Since ancient times, women have been pushed into a secondary role. The Greek philosopher Aristotle, who lived 2,300 years ago, gave his opinion that, “The relation of male to female is naturally that of superior to inferior, of the ruling to the ruled. This general principle must similarly hold good of all human beings generally.”
While some women rose to positions of great power (Cleopatra, Elizabeth I of England, and Catherine the Great of Russia spring to mind), Aristotle’s sexist view pretty much dominated for two thousand years.
The Birth of Feminism
Then along came Jeremy Bentham. The liberal English philosopher wrote in 1781 that women existed in a condition of virtual slavery. Miriam Williford (Journal of the History of Ideas, 1975) notes that Bentham “argued for almost total emancipation – for a political freedom that would allow women to vote and to participate as equals in the legislative and executive branches of government.”
He also said women should have the right to seek a divorce and that the double standard in sexual matters was outmoded and in need of banishment.
A few years later a French nobleman with the magnificent name of Marie-Jean-Antoine-Nicolas de Caritat, Marquis de Condorcet agreed with Bentham.
In 1790 he published a pamphlet entitled On the Admission of Women to the Rights of Citizenship, in which he argued that the Declaration of the Rights of Man, passed the year before by the French National Assembly, should apply equally to both sexes.
The First Feminist
Back in England, Mary Wollstonecraft (1759-97) was writing about the need for the emancipation of women. In 1792, she produced a book-length essay entitled Vindication of the Rights of Women. She argued that women were not naturally inferior to men and that it was simply lack of an education that held them back from displaying complete equality.

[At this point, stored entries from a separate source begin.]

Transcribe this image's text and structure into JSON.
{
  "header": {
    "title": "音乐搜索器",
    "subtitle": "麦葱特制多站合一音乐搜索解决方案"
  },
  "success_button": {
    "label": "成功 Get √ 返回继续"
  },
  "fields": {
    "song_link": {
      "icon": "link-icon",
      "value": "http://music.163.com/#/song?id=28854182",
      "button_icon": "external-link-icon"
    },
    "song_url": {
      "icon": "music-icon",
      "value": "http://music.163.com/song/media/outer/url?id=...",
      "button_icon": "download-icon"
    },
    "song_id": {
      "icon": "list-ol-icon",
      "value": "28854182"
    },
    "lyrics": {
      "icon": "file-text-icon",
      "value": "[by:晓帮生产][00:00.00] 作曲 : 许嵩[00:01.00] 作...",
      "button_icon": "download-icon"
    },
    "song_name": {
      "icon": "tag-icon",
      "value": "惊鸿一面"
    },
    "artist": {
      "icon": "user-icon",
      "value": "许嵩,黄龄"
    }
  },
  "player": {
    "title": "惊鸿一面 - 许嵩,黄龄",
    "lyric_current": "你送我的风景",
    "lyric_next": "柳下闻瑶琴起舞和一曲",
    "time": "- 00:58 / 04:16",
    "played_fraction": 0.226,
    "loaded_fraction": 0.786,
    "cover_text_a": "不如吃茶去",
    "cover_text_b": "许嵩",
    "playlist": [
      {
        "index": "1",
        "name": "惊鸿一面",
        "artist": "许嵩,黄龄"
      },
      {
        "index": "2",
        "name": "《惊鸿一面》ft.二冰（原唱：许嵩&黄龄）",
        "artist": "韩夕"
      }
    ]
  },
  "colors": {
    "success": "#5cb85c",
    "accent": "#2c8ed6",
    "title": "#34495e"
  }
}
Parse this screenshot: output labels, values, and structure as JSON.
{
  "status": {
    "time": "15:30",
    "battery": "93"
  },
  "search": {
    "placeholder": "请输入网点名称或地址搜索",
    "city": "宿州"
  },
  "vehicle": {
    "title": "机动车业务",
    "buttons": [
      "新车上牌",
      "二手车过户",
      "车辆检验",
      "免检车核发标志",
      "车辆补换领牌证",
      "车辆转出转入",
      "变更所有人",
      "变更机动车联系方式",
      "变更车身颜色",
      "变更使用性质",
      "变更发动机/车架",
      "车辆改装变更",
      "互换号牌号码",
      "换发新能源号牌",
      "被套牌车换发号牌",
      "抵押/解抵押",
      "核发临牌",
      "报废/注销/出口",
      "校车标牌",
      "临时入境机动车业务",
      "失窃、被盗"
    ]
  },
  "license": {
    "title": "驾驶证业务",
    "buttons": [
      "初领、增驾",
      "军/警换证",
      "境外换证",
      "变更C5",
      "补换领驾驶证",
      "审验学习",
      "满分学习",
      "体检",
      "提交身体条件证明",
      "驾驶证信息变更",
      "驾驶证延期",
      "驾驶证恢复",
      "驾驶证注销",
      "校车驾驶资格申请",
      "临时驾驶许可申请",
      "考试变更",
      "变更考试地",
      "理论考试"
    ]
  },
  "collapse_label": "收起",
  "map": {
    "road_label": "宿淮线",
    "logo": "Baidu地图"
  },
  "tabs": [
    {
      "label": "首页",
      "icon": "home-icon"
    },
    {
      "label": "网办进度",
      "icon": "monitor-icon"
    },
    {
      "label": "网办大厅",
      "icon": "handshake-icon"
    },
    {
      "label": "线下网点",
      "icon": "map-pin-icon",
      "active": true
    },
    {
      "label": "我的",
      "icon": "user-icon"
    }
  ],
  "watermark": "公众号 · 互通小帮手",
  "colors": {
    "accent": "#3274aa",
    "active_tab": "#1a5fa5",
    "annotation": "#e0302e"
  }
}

At the time she wrote, women in Britain had no rights to own property or enter into legal contracts. As far as education was concerned, females were all but banned from learning anything of an academic nature. Women were seen as delicate creatures that, in Wollstonecraft’s view, were put on a pedestal that was inside a prison.
In her 2006 book Feminism: A Very Short Introduction, Professor Margaret Walters states that Wollstonecraft’s book was the cornerstone of feminism. Not everybody agreed.
Her radical views did not go down well with the establishment. The writer Horace Walpole summed up the prevailing judgement that Mary Wollstonecraft was “a hyena in petticoats.”
Support for Mary Wollstonecraft
Another Brit, this time a man, took up Wollstonecraft’s ideas and pushed them a little further along. John Stuart Mill wrote The Subjection of Women in 1869 in which he contended, as Jeremy Bentham had, that women were essentially slaves who should be freed and accorded equality with men, including the right to vote.
Meanwhile, in the United States, Elizabeth Cady Stanton and her friend Susan Anthony began campaigning for equal rights for women. Their work in the second half of the 19th century sprang from the abolition of slavery movement.
The Slow Path to Voting
The campaign for equality for women started in the late 18th century. It was a century before New Zealand became the first country to grant the vote to women in 1893.
Other major nations took their time: Canada (1919), United States (1920), and the United Kingdom (1928). Women in many developed countries had to wait longer: France (1944), Argentina (1947), Japan (1947), Switzerland (1971).
Saudi Arabia remains the only country that has not extended the vote to women.
Sources
- “Justice: A Reader.” Michael J. Sandel, Oxford University Press, USA, 2007.
- “The History of Feminism.” Edward N. Zalta (editor) Stanford Encyclopedia of Philosophy.
- “Bentham on the Rights of Women.” Miriam Williford, Journal of the History of Ideas, Vol. 36, No. 1, Jan. - Mar., 1975.
- “Feminism: A Very Short Introduction.” Margaret Walters, Oxford University Press, USA, 2006.